Parmigiano-Reggiano Stock

You might call it Parmesan, but it really is Parmigiano-Reggiano, ya know. It is arguably the most popular of Italian cheeses worldwide, and rightfully so. When you tase the real deal, aged between 24 and maybe 48 months, the depth and breadth of flavor notes is stunningly good. Maybe, subconsciously, that’s why so many of us save the rinds, even if we don’t do anything with them – the stuff is so damn tasty, we just can’t bear to throw out the ‘inedible’ part. Fear not, I say, because thankfully that inedible thing is hogwash. Last spring, I wrote about stuff you can do with the rinds, but somehow, I missed making stock – time to fix that.

Real deal Parmigiano-Reggiano comes from the five provinces that are allowed to call the stuff by its proper name – Parma, Reggio Emilia, Modena, Bologna, and Mantua. Sorry, but anything else from somewhere else is just cheese. The outer most layer of a wheel of Parmesan Reggiano is the place where all the interaction with the outside world has occurred, while inside, that miraculous cheese matures. The rind hardens, forming a barrier to keep bad things out while allowing moisture to leave the cheese over time. When we buy it, we obviously want a reasonable ratio of rind to cheese. Don’t go too far on that, though, and definitely save rinds, because parmigiano rind stock is liquid heaven.

Parmigiano stock, made with aromatics, herbs, plenty of rinds, and simmered low and slow is the ticket. What you get will be redolent with the scent, taste, and umami powered mouth feel only Parmigiano-Regiano can provide. It is the stuff for staples like Italian wedding, white bean, or minestrone soups. Use it to cook beans low and slow and the results are truly ethereal. Freeze it in resealable ice cube trays and add it to pan sauces or veggies. Cook rice with it and prepare to swoon – no, I’m not bullshitting – it really is that good.

Best of all, it’s incredibly simple to make. There’s a lot of versions out there – This is my take on it, powered by soffritto, the legendary Italian aromatic base, with fresh herbs. Try it the way I’ve written it, then tweak your next batches to your liking, and make it truly yours.

Note: if you’re not a rind saver, you’ll find that quite a few retailers now sell them by the pound – so long as the initial quality is good, and they’ve been properly kept, you shouldn’t hesitate to buy them that way. If you do save them, refrigerated in an airtight container is fine – they’ll last for months.

Urban’s Parmigiano-Reggiano Stock

1 Gallon (16 Cups) fresh Water

1 Pound Parmigiano Rinds

1 large Sweet Onion

2 fresh Carrot

2-3 stalks Celery

6-8 fat cloves fresh Garlic

1/4 Cup Extra Virgin Olive Oil

8 sprigs fresh Oregano (2 Tablespoons dry)

6 sprigs fresh Thyme (1 Tablespoon dry)

1 Tablespoon Tasmanian Pepperberries (regular old pepper is fine, but not nearly as complex)

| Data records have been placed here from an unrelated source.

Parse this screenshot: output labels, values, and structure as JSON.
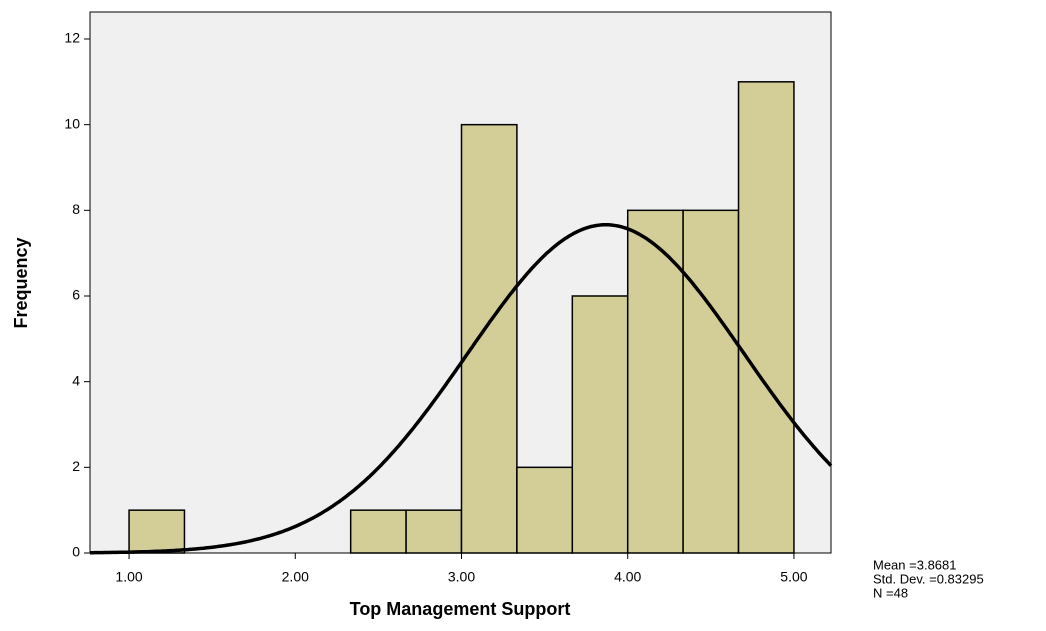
{
  "chart_data": {
    "type": "histogram",
    "x_label": "Top Management Support",
    "y_label": "Frequency",
    "bins": [
      1,
      1.3333,
      1.6667,
      2,
      2.3333,
      2.6667,
      3,
      3.3333,
      3.6667,
      4,
      4.3333,
      4.6667,
      5
    ],
    "values": [
      1,
      0,
      0,
      0,
      1,
      1,
      10,
      2,
      6,
      8,
      8,
      11
    ],
    "color": "#d3ce97",
    "plot_background": "#f0f0f0",
    "xlim": [
      0.765,
      5.223
    ],
    "ylim": [
      0,
      12.63
    ],
    "xticks": [
      {
        "value": 1,
        "label": "1.00"
      },
      {
        "value": 2,
        "label": "2.00"
      },
      {
        "value": 3,
        "label": "3.00"
      },
      {
        "value": 4,
        "label": "4.00"
      },
      {
        "value": 5,
        "label": "5.00"
      }
    ],
    "yticks": [
      0,
      2,
      4,
      6,
      8,
      10,
      12
    ],
    "stats": [
      {
        "value": 3.8681,
        "label": "Mean =3.8681"
      },
      {
        "value": 0.83295,
        "label": "Std. Dev. =0.83295"
      },
      {
        "value": 48,
        "label": "N =48"
      }
    ]
  }
}
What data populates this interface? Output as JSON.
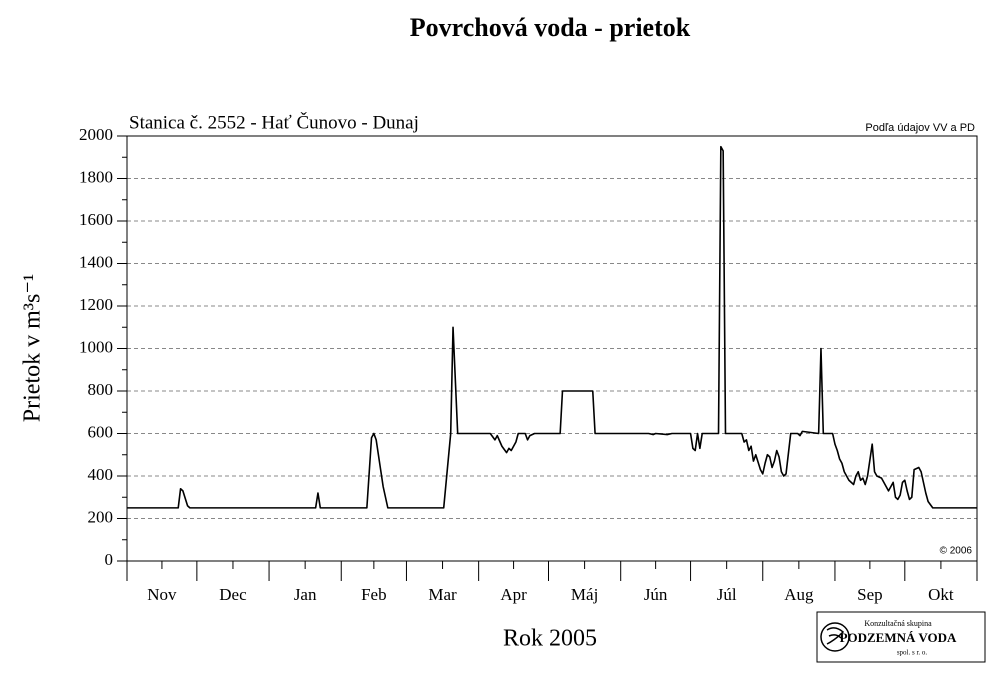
{
  "chart_data": {
    "type": "line",
    "title": "Povrchová voda - prietok",
    "subtitle": "Stanica č. 2552 - Hať Čunovo - Dunaj",
    "source": "Podľa údajov VV a PD",
    "copyright": "© 2006",
    "x_label": "Rok 2005",
    "y_label": "Prietok v m³s⁻¹",
    "categories": [
      "Nov",
      "Dec",
      "Jan",
      "Feb",
      "Mar",
      "Apr",
      "Máj",
      "Jún",
      "Júl",
      "Aug",
      "Sep",
      "Okt"
    ],
    "xticks": [
      0,
      30,
      61,
      92,
      120,
      151,
      181,
      212,
      242,
      273,
      304,
      334,
      365
    ],
    "xlim": [
      0,
      365
    ],
    "ylim": [
      0,
      2000
    ],
    "yticks": [
      0,
      200,
      400,
      600,
      800,
      1000,
      1200,
      1400,
      1600,
      1800,
      2000
    ],
    "grid": true,
    "color": "#000000",
    "x": [
      0,
      22,
      23,
      24,
      26,
      27,
      81,
      82,
      83,
      103,
      105,
      106,
      107,
      110,
      112,
      136,
      139,
      140,
      142,
      156,
      158,
      159,
      161,
      163,
      164,
      165,
      167,
      168,
      171,
      172,
      173,
      175,
      186,
      187,
      200,
      201,
      224,
      226,
      227,
      232,
      234,
      242,
      243,
      244,
      245,
      246,
      247,
      250,
      254,
      255,
      256,
      257,
      264,
      265,
      266,
      267,
      268,
      269,
      270,
      272,
      273,
      274,
      275,
      276,
      277,
      278,
      279,
      280,
      281,
      282,
      283,
      285,
      288,
      289,
      290,
      297,
      298,
      299,
      303,
      304,
      305,
      306,
      307,
      308,
      309,
      310,
      311,
      312,
      313,
      314,
      315,
      316,
      317,
      318,
      320,
      321,
      322,
      324,
      325,
      327,
      328,
      329,
      330,
      331,
      332,
      333,
      334,
      335,
      336,
      337,
      338,
      340,
      341,
      343,
      344,
      346,
      365
    ],
    "values": [
      250,
      250,
      340,
      330,
      260,
      250,
      250,
      320,
      250,
      250,
      580,
      600,
      570,
      350,
      250,
      250,
      600,
      1100,
      600,
      600,
      570,
      590,
      540,
      510,
      530,
      520,
      560,
      600,
      600,
      570,
      590,
      600,
      600,
      800,
      800,
      600,
      600,
      595,
      600,
      595,
      600,
      600,
      530,
      520,
      600,
      530,
      600,
      600,
      600,
      1950,
      1930,
      600,
      600,
      560,
      570,
      520,
      540,
      470,
      500,
      430,
      410,
      460,
      500,
      490,
      440,
      470,
      520,
      490,
      420,
      400,
      410,
      600,
      600,
      590,
      610,
      600,
      1000,
      600,
      600,
      550,
      520,
      480,
      460,
      420,
      400,
      380,
      370,
      360,
      400,
      420,
      380,
      390,
      360,
      400,
      550,
      420,
      400,
      390,
      370,
      330,
      350,
      370,
      300,
      290,
      310,
      370,
      380,
      330,
      290,
      300,
      430,
      440,
      420,
      320,
      280,
      250,
      250
    ]
  },
  "logo": {
    "line1": "Konzultačná skupina",
    "line2": "PODZEMNÁ VODA",
    "line3": "spol. s r. o."
  }
}
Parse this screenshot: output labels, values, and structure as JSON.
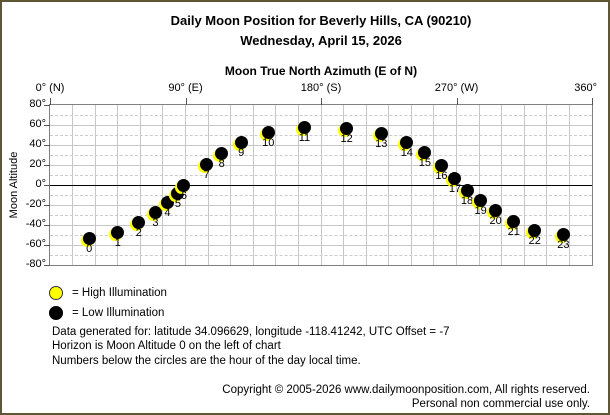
{
  "header": {
    "title": "Daily Moon Position for Beverly Hills, CA (90210)",
    "subtitle": "Wednesday, April 15, 2026"
  },
  "chart_data": {
    "type": "scatter",
    "title": "Moon True North Azimuth (E of N)",
    "xlabel": "Moon True North Azimuth (E of N)",
    "ylabel": "Moon Altitude",
    "xlim": [
      0,
      360
    ],
    "ylim": [
      -80,
      80
    ],
    "grid": true,
    "x_ticks": [
      {
        "value": 0,
        "label": "0° (N)"
      },
      {
        "value": 90,
        "label": "90° (E)"
      },
      {
        "value": 180,
        "label": "180° (S)"
      },
      {
        "value": 270,
        "label": "270° (W)"
      },
      {
        "value": 360,
        "label": "360°"
      }
    ],
    "y_ticks": [
      80,
      60,
      40,
      20,
      0,
      -20,
      -40,
      -60,
      -80
    ],
    "colors": {
      "high_illumination": "#ffff00",
      "low_illumination": "#000000",
      "grid": "#c6c6c6",
      "zero_line": "#000000"
    },
    "points": [
      {
        "hour": 0,
        "azimuth": 26,
        "altitude": -53,
        "illumination": "low"
      },
      {
        "hour": 1,
        "azimuth": 45,
        "altitude": -47,
        "illumination": "low"
      },
      {
        "hour": 2,
        "azimuth": 59,
        "altitude": -37,
        "illumination": "low"
      },
      {
        "hour": 3,
        "azimuth": 70,
        "altitude": -27,
        "illumination": "low"
      },
      {
        "hour": 4,
        "azimuth": 78,
        "altitude": -17,
        "illumination": "low"
      },
      {
        "hour": 5,
        "azimuth": 85,
        "altitude": -8,
        "illumination": "low"
      },
      {
        "hour": 6,
        "azimuth": 89,
        "altitude": 0,
        "illumination": "low"
      },
      {
        "hour": 7,
        "azimuth": 104,
        "altitude": 21,
        "illumination": "low"
      },
      {
        "hour": 8,
        "azimuth": 114,
        "altitude": 32,
        "illumination": "low"
      },
      {
        "hour": 9,
        "azimuth": 127,
        "altitude": 43,
        "illumination": "low"
      },
      {
        "hour": 10,
        "azimuth": 145,
        "altitude": 53,
        "illumination": "low"
      },
      {
        "hour": 11,
        "azimuth": 169,
        "altitude": 58,
        "illumination": "low"
      },
      {
        "hour": 12,
        "azimuth": 197,
        "altitude": 57,
        "illumination": "low"
      },
      {
        "hour": 13,
        "azimuth": 220,
        "altitude": 52,
        "illumination": "low"
      },
      {
        "hour": 14,
        "azimuth": 237,
        "altitude": 43,
        "illumination": "low"
      },
      {
        "hour": 15,
        "azimuth": 249,
        "altitude": 33,
        "illumination": "low"
      },
      {
        "hour": 16,
        "azimuth": 260,
        "altitude": 20,
        "illumination": "low"
      },
      {
        "hour": 17,
        "azimuth": 269,
        "altitude": 7,
        "illumination": "low"
      },
      {
        "hour": 18,
        "azimuth": 277,
        "altitude": -5,
        "illumination": "low"
      },
      {
        "hour": 19,
        "azimuth": 286,
        "altitude": -15,
        "illumination": "low"
      },
      {
        "hour": 20,
        "azimuth": 296,
        "altitude": -25,
        "illumination": "low"
      },
      {
        "hour": 21,
        "azimuth": 308,
        "altitude": -36,
        "illumination": "low"
      },
      {
        "hour": 22,
        "azimuth": 322,
        "altitude": -45,
        "illumination": "low"
      },
      {
        "hour": 23,
        "azimuth": 341,
        "altitude": -49,
        "illumination": "low"
      }
    ]
  },
  "legend": {
    "items": [
      {
        "key": "high",
        "swatch_color": "#ffff00",
        "label": "= High Illumination"
      },
      {
        "key": "low",
        "swatch_color": "#000000",
        "label": "= Low Illumination"
      }
    ]
  },
  "notes": {
    "line1": "Data generated for: latitude 34.096629, longitude -118.41242, UTC Offset = -7",
    "line2": "Horizon is Moon Altitude 0 on the left of chart",
    "line3": "Numbers below the circles are the hour of the day local time."
  },
  "footer": {
    "line1": "Copyright © 2005-2026 www.dailymoonposition.com, All rights reserved.",
    "line2": "Personal non commercial use only."
  }
}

2 Turkish Bay Leaves (not California!)

Peel and quarter the onion, smash and peel garlic, rough chop carrots and celery.

Add the olive oil to a heavy stock pot over medium high heat, and heat through.

Add onion and carrots and fry for 2-3 minutes.

Add the garlic and celery and continue cooking, stirring occasionally, until the onion is lightly browned, about 3-4 minutes.

Add the water to the veggies and allow to heat through until the stock starts to simmer, about 6-8 minutes.

Add the all remaining ingredients and stir to incorporate.

Once the stock comes to a boil, reduce to a bare simmer, uncovered.

Simmer for at least 2 hours, and up to 4, stirring occasionally to make the sure the rinds don’t stick, and to test the strength of the stock.

When the stock smells strongly of parmigiano, is slightly cloudy, and everything other than the absolute outer hardest layer of rind has gone into solution, you’re done.

Pour the stock through a colander and send all the non-liquid stuff to compost.

If you’re finicky, you can further clarify the stock through cheesecloth, but frankly, who bother? This is good, rustic stuff in your kitchen, not something done for presentation at a white linen restaurant – live a little and let it be.

Cool stock to room temperature. Store in clean glass jars with enough headroom to not break the container when freezing, about 2”. Also do some up in ice cube trays for smaller batch fun.

Stock is fine refrigerated for 3-4 days. If you want to hold it longer than that, freeze it – it’s good there for a couple of months.